Durch einen Trick überzeugt Robert De Niros Charakter die Aufseher, drei Kugeln statt einer in die Waffe zu schieben, es gelingt, sich freizuschießen und die Flucht. Die andere Flucht, jene zurück in ein normales Leben, schaffen sie hingegen nicht. Steven verliert beide Beine, Michael findet sich in der Heimat nicht mehr zurecht, Nick bleibt in Saigon und endet in einem Casino neuerlich beim Russischen Roulette.  Die Verzweilfung, vom Freund nicht erkannt zu werden, treibt Michael, der auf der Suche nach Nick nach Asien zurückgekehrt ist, zu einem Spiel gegen ihn – doch diesmal hat Nick kein Glück. Genau in dem Moment, als er Michael doch zu erkennen scheint, drückt er ab. Die Beine, die Seele, das Leben – jeder der drei Freunde hat Vieles, hat alles verloren.
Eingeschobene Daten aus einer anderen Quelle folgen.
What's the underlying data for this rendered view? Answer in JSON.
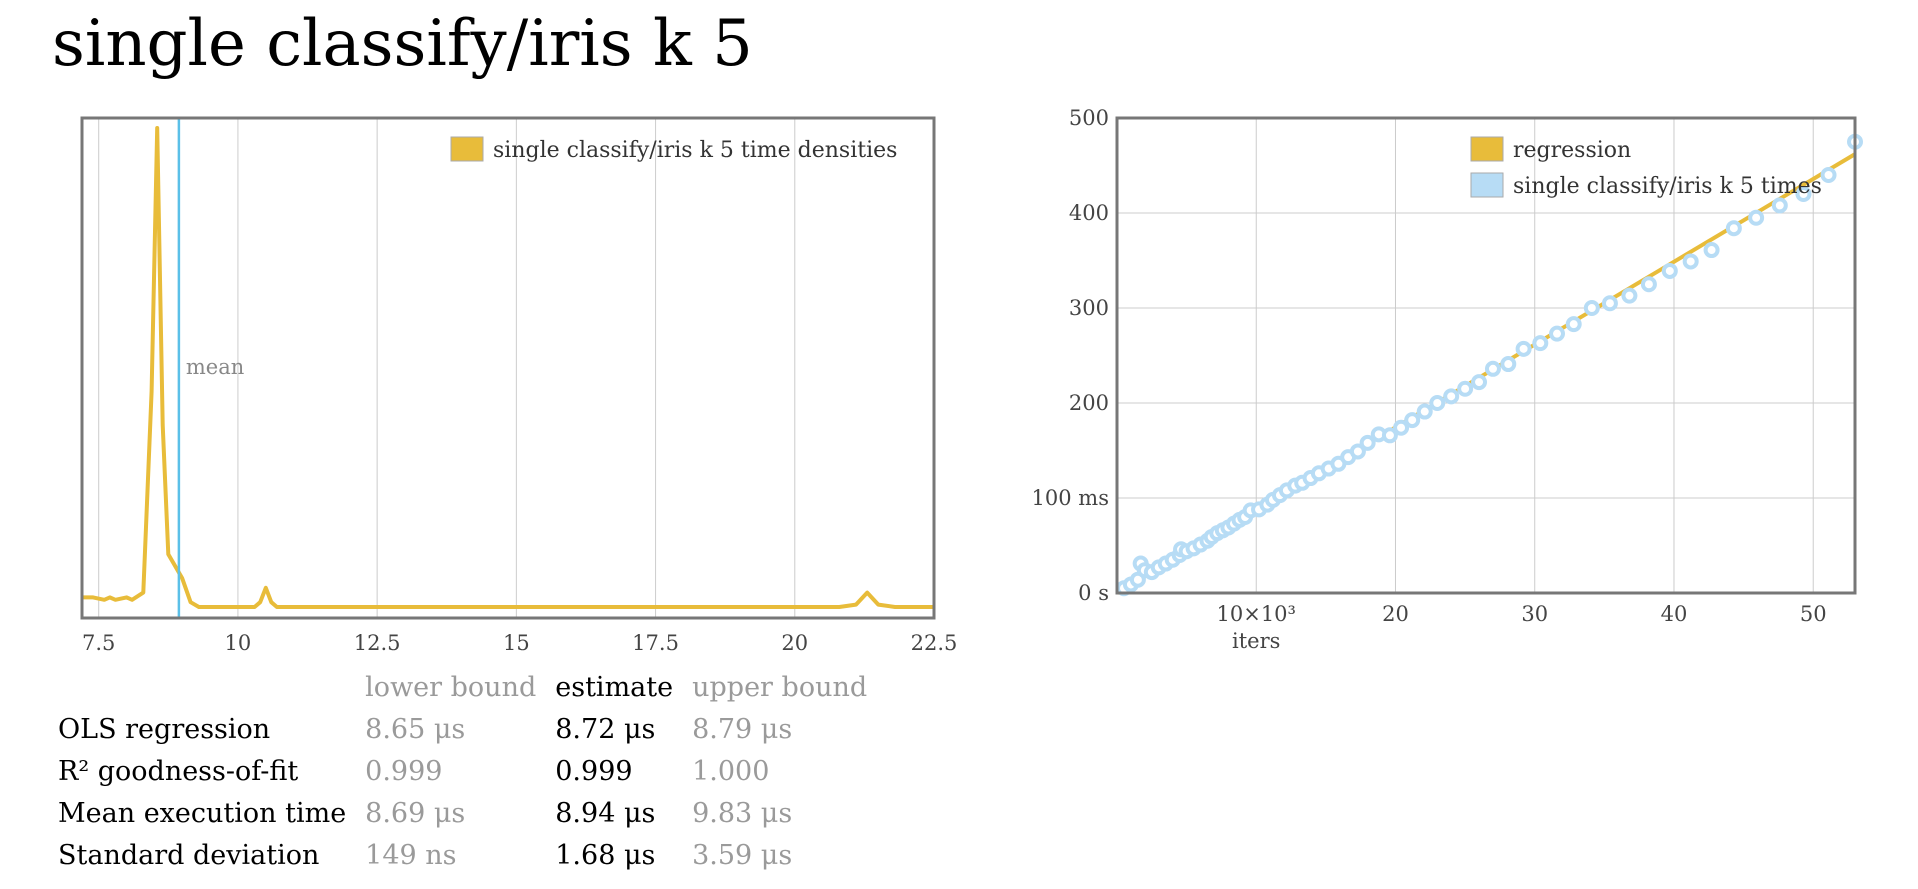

Beklemmend endet der Film; nach Nicks Begräbnis sitzen die Witwen, die Mütter, die ihre Söhne verloren haben, und die Männer, die ohne Freunde aus dem Krieg heimgekehrt sind, beisammen. Zuerst zaghaft und fast verlegen, dann immer trotziger singen diese Heimatlosen „God bless America“ und klammern sich damit an eine Idee von Zugehörigkeit, von Heimat eben, die ihnen der Krieg eigentlich entrissen hat.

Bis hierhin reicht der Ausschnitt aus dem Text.